In a car designed to court a generation raised on touchscreens, that detail says everything.
Everyone Missed the Lever
Every other performance EV buries launch control in a software menu. Ferrari machined a dedicated aluminium lever, mounted it on the ceiling like a helicopter collective, and made it glow orange. That single decision tells you more about what Ferrari actually believes than any press release written in the last six months.
The Porsche Taycan does it through a screen sequence. The Lucid Air uses a brake-hold procedure. Tesla’s approach has been a settings toggle. Each of those is a software solution to a physical problem, which is how Silicon Valley thinks about everything: find the physical object, replace it with a gesture.

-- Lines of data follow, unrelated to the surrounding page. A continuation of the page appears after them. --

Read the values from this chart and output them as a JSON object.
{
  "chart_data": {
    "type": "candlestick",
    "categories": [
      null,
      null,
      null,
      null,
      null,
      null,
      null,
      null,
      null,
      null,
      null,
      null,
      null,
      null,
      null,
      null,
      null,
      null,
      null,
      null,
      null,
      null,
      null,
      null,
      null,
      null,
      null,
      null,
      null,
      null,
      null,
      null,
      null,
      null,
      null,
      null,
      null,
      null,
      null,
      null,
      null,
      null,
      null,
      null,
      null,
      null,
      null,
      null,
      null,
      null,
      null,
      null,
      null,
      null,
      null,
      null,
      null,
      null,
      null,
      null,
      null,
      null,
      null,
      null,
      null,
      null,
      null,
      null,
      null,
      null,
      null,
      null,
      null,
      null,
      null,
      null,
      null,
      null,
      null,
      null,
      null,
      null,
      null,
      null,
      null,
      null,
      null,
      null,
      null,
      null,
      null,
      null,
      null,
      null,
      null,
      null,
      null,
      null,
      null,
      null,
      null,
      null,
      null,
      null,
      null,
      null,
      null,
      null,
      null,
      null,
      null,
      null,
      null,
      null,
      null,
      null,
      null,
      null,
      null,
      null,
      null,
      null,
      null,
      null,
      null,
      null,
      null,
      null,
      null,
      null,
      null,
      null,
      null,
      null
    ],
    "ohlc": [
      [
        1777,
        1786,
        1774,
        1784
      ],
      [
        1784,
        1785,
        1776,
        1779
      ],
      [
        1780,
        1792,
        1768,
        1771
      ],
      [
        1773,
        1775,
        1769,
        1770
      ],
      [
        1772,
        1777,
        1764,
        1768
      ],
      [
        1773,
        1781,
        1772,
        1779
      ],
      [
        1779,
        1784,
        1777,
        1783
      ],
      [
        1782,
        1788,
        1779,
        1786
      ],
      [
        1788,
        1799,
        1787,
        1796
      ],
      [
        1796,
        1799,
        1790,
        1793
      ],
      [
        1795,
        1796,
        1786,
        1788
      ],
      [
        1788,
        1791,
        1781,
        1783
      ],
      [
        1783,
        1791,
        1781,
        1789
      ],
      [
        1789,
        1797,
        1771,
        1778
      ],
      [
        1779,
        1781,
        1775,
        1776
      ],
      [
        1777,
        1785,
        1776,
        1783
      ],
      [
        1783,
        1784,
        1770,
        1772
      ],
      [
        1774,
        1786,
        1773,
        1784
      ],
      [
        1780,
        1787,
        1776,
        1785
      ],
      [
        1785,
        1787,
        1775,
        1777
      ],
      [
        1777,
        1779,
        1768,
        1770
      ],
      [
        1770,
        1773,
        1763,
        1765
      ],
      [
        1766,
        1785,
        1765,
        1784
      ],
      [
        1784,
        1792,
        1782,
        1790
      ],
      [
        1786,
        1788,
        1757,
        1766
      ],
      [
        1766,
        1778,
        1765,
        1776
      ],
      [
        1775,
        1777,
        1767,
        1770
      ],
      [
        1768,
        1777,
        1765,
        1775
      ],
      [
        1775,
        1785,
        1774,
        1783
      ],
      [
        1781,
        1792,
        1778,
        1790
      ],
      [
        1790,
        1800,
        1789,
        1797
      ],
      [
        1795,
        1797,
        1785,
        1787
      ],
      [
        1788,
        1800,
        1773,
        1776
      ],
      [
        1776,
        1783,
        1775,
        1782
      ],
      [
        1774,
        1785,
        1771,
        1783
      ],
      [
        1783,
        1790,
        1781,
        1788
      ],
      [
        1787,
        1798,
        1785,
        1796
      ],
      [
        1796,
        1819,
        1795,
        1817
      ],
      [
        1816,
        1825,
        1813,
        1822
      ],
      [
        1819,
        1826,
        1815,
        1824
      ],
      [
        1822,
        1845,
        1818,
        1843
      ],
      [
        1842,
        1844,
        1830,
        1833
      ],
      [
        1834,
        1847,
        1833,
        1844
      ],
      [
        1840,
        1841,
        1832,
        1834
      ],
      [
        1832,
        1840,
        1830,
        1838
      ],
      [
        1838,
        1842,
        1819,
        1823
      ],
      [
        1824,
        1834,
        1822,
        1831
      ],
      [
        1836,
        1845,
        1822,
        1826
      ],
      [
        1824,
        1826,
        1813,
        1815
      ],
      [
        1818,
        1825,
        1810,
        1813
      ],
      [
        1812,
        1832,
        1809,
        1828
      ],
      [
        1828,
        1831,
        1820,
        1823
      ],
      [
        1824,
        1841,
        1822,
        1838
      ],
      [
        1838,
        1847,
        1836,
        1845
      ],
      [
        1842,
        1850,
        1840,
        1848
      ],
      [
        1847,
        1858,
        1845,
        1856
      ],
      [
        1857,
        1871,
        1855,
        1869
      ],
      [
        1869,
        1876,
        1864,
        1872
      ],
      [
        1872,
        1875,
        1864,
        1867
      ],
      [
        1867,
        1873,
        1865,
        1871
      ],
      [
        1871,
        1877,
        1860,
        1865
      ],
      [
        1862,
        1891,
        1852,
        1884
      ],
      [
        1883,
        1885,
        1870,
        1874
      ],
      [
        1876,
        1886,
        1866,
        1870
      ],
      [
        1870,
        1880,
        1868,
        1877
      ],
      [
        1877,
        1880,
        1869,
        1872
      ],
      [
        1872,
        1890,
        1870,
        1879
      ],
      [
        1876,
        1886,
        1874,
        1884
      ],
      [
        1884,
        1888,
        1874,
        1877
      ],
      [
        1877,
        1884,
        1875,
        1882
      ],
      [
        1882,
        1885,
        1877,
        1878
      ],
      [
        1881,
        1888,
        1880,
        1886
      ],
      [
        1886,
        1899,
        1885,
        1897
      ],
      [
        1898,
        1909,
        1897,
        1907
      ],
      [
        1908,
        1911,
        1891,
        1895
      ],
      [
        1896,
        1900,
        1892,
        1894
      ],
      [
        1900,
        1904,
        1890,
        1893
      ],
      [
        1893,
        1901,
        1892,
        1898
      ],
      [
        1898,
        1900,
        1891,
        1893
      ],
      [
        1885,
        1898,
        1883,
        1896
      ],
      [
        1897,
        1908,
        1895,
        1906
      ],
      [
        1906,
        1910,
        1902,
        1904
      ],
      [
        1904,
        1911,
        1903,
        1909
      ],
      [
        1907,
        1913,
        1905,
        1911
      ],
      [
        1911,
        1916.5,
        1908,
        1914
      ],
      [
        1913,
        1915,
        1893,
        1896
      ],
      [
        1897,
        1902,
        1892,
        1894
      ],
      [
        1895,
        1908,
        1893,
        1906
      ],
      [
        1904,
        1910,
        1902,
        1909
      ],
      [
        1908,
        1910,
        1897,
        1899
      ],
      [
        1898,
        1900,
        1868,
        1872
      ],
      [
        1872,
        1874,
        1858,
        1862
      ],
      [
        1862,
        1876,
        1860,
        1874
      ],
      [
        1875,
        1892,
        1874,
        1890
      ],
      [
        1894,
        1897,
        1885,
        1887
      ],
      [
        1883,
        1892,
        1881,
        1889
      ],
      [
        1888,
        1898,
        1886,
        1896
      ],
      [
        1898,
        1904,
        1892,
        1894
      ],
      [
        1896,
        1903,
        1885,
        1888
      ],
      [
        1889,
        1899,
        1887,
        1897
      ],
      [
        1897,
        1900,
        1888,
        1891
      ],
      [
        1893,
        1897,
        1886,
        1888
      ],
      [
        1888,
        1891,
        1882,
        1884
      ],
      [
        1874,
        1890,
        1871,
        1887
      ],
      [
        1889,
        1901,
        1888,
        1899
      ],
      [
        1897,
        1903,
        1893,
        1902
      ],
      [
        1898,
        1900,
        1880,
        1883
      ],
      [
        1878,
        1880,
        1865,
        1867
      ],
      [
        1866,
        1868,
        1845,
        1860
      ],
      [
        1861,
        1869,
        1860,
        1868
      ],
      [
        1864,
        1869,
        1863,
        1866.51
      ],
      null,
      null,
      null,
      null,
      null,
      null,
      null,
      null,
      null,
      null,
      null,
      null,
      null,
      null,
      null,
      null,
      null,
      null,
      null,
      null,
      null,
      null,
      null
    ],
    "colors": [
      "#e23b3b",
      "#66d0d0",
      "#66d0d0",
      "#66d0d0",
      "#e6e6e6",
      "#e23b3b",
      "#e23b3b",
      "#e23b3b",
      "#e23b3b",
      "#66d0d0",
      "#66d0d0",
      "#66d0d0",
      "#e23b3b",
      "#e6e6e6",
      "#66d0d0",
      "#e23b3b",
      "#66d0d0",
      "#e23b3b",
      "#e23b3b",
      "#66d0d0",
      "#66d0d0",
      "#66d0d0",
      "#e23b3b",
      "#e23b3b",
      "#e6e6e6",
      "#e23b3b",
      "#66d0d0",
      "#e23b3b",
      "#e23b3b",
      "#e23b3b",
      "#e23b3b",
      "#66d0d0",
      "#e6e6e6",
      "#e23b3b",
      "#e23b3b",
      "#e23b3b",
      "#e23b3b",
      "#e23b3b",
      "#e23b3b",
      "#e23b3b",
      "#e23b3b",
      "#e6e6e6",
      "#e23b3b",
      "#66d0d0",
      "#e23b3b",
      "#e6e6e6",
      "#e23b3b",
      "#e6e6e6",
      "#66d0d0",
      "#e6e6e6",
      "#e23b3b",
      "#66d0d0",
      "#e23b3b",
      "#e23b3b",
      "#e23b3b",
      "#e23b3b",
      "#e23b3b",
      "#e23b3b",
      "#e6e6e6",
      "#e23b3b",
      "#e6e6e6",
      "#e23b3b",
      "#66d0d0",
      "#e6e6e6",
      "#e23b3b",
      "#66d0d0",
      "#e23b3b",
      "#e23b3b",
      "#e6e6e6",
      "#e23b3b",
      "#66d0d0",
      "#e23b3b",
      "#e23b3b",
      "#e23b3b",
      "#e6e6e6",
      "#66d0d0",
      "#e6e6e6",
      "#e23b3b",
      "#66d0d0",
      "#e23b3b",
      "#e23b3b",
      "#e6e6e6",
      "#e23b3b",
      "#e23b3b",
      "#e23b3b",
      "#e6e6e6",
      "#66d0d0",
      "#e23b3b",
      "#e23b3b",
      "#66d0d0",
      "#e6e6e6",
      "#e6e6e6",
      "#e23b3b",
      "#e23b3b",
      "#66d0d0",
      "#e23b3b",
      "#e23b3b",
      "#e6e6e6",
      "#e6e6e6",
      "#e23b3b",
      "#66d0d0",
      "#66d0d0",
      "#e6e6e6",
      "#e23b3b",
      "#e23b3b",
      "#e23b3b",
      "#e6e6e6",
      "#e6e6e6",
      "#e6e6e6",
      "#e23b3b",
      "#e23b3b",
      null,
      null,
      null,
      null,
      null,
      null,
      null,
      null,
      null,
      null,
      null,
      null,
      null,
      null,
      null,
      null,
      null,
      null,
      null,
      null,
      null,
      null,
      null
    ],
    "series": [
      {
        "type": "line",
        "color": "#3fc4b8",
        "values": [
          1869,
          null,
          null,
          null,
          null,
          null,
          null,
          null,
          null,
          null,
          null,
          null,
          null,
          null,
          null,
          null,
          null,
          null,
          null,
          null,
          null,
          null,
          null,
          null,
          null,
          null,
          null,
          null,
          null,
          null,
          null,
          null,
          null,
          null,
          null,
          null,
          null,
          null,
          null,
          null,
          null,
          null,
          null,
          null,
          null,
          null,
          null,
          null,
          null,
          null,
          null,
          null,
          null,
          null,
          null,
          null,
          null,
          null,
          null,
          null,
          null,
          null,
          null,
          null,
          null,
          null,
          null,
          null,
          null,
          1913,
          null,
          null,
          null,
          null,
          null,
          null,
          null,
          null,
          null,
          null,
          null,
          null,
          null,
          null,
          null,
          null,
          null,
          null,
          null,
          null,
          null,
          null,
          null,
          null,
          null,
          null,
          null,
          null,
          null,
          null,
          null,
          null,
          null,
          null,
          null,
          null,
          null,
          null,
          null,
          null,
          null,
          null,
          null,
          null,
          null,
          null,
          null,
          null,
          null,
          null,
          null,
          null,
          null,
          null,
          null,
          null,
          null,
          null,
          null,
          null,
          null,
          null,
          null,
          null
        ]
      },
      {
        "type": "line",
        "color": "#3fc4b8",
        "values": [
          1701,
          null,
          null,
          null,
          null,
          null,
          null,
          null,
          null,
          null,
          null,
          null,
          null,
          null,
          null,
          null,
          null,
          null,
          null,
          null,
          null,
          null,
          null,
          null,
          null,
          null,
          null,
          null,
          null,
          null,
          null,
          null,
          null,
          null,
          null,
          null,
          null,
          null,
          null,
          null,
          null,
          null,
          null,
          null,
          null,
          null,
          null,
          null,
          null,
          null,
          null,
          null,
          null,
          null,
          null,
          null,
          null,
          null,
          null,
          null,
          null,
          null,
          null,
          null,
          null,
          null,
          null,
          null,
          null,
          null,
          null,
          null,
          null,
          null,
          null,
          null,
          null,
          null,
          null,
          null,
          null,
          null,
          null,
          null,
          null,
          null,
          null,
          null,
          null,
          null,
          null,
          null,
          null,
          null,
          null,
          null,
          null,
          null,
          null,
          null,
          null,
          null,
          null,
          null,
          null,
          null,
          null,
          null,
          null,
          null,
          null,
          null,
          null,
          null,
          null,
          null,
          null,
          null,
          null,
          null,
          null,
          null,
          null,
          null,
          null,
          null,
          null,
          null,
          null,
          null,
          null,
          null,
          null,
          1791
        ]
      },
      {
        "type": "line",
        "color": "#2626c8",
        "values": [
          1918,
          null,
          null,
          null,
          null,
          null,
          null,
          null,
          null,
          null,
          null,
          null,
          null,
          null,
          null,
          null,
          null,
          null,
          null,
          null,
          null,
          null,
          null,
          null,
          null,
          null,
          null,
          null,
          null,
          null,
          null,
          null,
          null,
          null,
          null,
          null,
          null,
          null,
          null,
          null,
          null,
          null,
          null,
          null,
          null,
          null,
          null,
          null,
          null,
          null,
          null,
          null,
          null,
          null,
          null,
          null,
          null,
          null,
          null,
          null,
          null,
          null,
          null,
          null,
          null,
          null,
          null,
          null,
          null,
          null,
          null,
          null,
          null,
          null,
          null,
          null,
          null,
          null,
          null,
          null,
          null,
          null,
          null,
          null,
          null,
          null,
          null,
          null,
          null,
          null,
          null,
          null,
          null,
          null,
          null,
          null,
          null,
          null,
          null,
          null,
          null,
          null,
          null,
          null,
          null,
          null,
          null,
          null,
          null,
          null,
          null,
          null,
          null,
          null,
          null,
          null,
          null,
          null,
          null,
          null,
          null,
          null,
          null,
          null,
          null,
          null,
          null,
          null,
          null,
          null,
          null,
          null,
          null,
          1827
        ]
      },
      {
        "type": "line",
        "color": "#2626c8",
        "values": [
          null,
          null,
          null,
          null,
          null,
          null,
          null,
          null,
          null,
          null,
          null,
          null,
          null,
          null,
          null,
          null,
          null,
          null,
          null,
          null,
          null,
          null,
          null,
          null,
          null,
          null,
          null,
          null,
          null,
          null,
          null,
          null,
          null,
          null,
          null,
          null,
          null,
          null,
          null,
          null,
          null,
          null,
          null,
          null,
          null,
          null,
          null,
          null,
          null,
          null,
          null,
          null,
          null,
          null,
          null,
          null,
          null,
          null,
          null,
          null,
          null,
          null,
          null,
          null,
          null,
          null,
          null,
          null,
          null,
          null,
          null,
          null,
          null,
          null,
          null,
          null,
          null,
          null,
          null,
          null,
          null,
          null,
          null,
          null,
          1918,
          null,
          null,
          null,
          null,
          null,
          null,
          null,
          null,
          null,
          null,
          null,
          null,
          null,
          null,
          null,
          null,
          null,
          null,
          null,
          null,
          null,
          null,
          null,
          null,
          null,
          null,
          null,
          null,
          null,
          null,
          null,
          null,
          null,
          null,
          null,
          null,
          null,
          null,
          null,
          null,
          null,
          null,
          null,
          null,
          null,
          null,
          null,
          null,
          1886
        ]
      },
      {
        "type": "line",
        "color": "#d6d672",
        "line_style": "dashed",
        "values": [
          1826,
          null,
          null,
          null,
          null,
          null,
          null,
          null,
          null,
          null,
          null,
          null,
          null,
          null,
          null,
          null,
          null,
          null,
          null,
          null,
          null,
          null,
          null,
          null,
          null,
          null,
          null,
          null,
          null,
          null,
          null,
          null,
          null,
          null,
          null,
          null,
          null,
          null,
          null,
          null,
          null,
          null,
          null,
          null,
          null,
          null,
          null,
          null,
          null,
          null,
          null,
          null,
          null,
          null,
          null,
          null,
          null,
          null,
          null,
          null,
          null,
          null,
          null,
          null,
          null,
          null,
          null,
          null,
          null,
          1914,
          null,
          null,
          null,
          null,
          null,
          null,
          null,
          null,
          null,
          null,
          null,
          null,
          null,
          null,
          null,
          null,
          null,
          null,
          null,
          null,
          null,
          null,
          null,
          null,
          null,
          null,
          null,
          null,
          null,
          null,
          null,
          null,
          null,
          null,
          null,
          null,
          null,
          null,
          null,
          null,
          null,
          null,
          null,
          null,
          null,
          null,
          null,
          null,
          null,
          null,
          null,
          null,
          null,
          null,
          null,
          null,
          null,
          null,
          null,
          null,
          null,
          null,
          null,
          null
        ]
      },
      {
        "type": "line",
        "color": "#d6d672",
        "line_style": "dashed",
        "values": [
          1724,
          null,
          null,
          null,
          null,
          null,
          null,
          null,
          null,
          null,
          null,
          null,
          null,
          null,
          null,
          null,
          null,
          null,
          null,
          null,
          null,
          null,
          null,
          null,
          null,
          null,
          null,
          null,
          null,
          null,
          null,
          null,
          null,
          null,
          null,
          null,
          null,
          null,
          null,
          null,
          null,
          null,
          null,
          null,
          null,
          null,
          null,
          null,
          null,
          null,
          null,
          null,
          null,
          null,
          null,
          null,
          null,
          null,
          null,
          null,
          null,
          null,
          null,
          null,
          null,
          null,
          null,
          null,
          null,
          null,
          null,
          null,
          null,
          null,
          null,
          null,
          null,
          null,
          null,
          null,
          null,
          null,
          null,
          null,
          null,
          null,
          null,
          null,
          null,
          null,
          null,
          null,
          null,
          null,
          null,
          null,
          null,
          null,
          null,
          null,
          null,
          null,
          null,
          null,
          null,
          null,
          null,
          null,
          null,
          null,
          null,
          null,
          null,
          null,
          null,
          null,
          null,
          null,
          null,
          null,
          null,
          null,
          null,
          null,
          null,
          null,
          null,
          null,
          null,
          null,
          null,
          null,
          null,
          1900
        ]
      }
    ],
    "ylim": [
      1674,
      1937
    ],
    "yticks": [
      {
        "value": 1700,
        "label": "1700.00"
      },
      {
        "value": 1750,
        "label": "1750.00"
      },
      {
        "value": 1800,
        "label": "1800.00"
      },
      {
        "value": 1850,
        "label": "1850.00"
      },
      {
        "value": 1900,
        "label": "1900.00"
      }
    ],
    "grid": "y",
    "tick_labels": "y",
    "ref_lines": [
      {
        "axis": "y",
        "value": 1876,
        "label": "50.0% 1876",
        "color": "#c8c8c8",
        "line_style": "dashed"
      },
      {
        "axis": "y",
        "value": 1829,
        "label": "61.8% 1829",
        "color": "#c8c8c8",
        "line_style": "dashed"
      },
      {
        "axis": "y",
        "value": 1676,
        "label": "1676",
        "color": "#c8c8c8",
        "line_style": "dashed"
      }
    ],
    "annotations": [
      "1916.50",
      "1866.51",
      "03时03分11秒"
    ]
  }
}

Ferrari looked at that consensus and built a lever. A real one, with weight and resistance, that you pull with intent. Ferrari’s own press materials describe it as inspired by helicopter instruments.
The lever isn’t a quirk. It’s a position statement.
The Contradiction at the Heart of the Luce
Ferrari and LoveFrom built the Luce for a tech-forward audience. Then filled it with objects that reward people who care how things feel in the hand. The manettino, the E Ink key, the glass gear selector, the launch lever. None of these are a tech company’s decisions. They’re a watchmaker’s.
The interior contains more than 40 separate pieces of Corning Gorilla Glass. The three-spoke steering wheel is machined from 19 individual CNC parts in recycled aluminium. The air vent shields flip with what Ferrari describes as “satisfying tactility.” The dashboard’s aluminium substrate spans the full width of the car as a single piece.

None of that is minimalism in the Apple sense. It is maximalism in the Patek Philippe sense. Every surface is accountable. Every interaction is a small ceremony.
The first Luce article on TorquePress noted that Shmee150 observed the people approving of the Luce at the Rome reveal were wearing smartwatches, and the people who hated it were wearing mechanical watches. The interior details suggest Ferrari’s actual sympathies lie with the second group, whatever the marketing says about the first.
What Jony Ive Actually Built
Jony Ive spent his Apple career making technology disappear. Thin. Seamless. Frictionless. The Luce interior does the opposite: it makes every interaction a deliberate physical act. That is either a contradiction or an evolution. LoveFrom’s own team says it was entirely intentional.
Jeremy Bataillou, the LoveFrom industrial designer who led the interior, told Wallpaper that “touchscreens and capacitive switches are completely inappropriate for cars.”
That is a remarkable thing for a member of Jony Ive’s studio to say in 2026. Ive built his reputation on capacitive glass. The iPhone is the reason half the car industry ripped out their buttons in the first place. And here is his studio, five years into designing Ferrari’s first EV, arriving at the conclusion that physical switches are not a concession to nostalgia. They are the correct answer.

The cockpit reflects that conclusion fully. Real buttons. Real toggles. Two manettinos. A gear selector in Corning glass weighted to feel deliberate. And above the driver, glowing orange, the lever that starts it all.
The Tail-Lights Know What They Are
The four circular halo tail-lights are a direct reference to the 360 Modena and 458 Italia. On a car this radical, that is not nostalgia. It is Ferrari telling you exactly how seriously it takes the break from its own past.

Everything else on the Luce exterior is a departure. The floating nose. The glasshouse shell. The rear-hinged coach doors. The 24-inch rear wheels, the largest ever fitted to a production Ferrari. The wipers parked at the sides. The absence of anything that looks like a traditional Ferrari rear end.
Except those four circles. Ferrari kept them deliberately, referencing two of the most loved cars in the modern catalogue. The message is not “we remember.” The message is “we know what we’re walking away from, and we’re walking anyway.”
Whether the lever, the manettino, and the forty pieces of Gorilla Glass are enough to convince the mechanical-watch crowd that this is still their Ferrari: that question won’t be answered in a press release. It will be answered the first time someone pulls that lever for real.